The wind feels different when you're facing it directly. There's a lift to it, like it's trying to tell you something you should already know.

I stood at the edge of a rooftop with that wind brushing against me, and for a moment I just let it. It's easier than trying to figure out why I'm here in the first place.

I don't remember how I got up here. I don't remember what I was doing, let alone anything that should explain how I ended up looking down at a city that feels strangely distant. When I try to piece it together, my mind gives me nothing.

That's when I noticed the clothes. A fitted office suit that is neat, expensive-looking, completely unfamiliar. I don't own anything like it. It fits too well, sits on my body like it was chosen for someone with more direction than I have right now.

…Then I heard footsteps from behind.

I turned, and that's when I saw a tall figure standing a few steps away, wrapped in a long coat. His face is covered with bandages, every part of it layered and hidden. He doesn't speak, nor does he move. He just stood there, facing me. There's something familiar about him, in the way you sometimes recognize a stranger's gesture without remembering where it came from.

I try to ask who he is. "Who–"

He started to walk forward before I finished.

My body reacts instinctively, shifting back and landing my heel against the ledge.

He reaches out and places a hand on my shoulder.

Without a warning, he pushes.

And I fell.

The air rushes past me fast enough to sting. Buildings stretch and blur as I fall, and my thoughts break apart in the rush. I tried to catch something for balance, trying to grasp what's really happening, anything, but there's nothing to hold onto.

I woke up.

My body snaps upward so fast the bed scrapes loudly across the floor. Sweat clings to my skin, and my breath comes too fast, like my lungs think they're still in free fall. The room around me is familiar in shape but not in feeling. For a few seconds, I just sit there, trying to let my vision settle, trying to remind myself of where I actually am, and who I actually am.

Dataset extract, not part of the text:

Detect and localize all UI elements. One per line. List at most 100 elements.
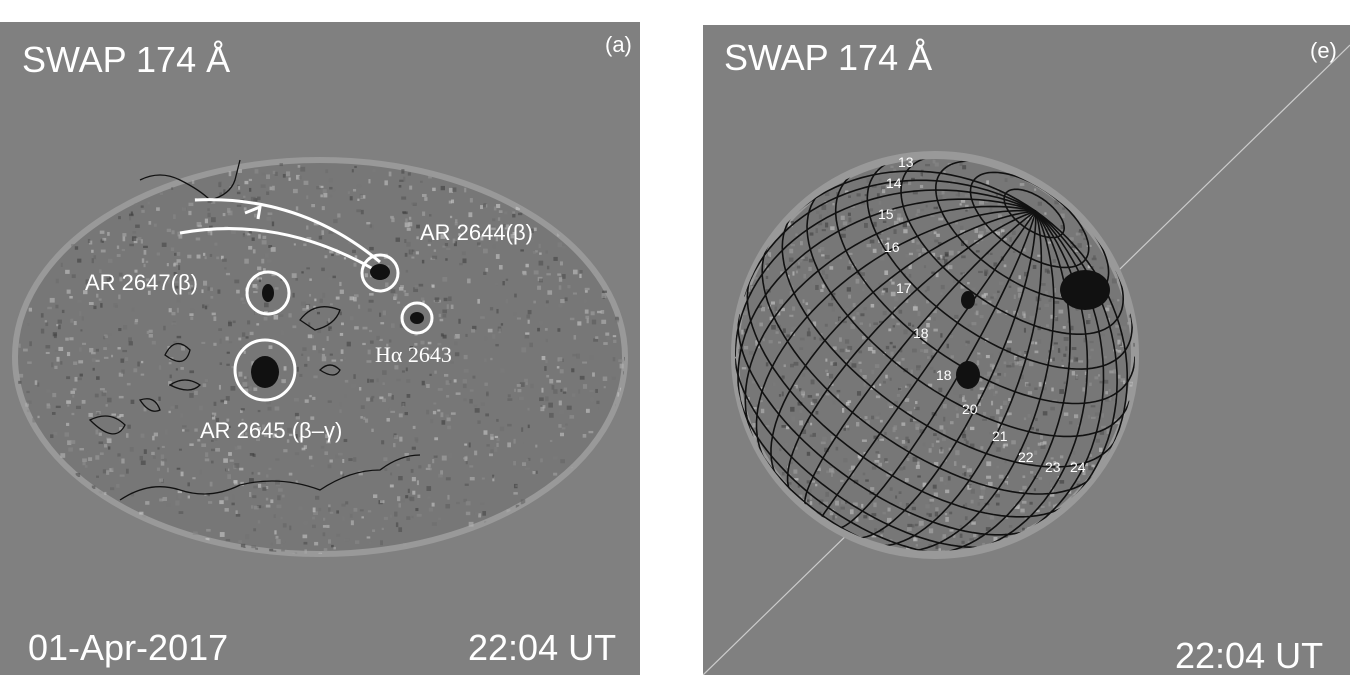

I forced my trembling body to move as I reached for the drawer beside the bed. My hands shake enough that the entire contents spill out: old receipts, tangled earbuds, papers with blurred letters. Somewhere under all of it is what I need.

I find the bottle by feel. Shake out two pills, and swallow them without water. The dry scrape down my throat barely registers, like I'm trying to numb a part of myself I don't want to feel.

I lean back against the wall and wait for my heartbeat to slow. I sit there until the trembling in my hands finally starts to ease.

I turn the faucet on.

Cold water gathers slowly in my palms before I press it to my face. The shock helps, just enough for my thoughts to sharpen around the edges instead of drifting. I keep rinsing until the last of the sweat fades from my skin.

When I straighten, I catch something at the edge of my vision.

Something about my reflection was wrong.

I immediately turned my head toward the mirror, and there was nothing wrong with it.

Though, for a moment, I could've sworn that face looked… extremely unsettling, but familiar.

I brush the last of the water from my face and push my hair back with my palm. The strands resist at first, then settle as I sweep them out of my eyes. With both hands resting against the sink, I lift my gaze again.

The mirror gives me the same face I've seen my whole life, or the face I'm supposed to have seen my whole life.

The longer I look, the more unfamiliar it feels.

I tighten my grip on the sink, the porcelain cool under my palms. My own face felt like it's waiting for me to realize something obvious. But all I feel is the hollow absence of answers that should be there.

Why can't I remember anything about myself?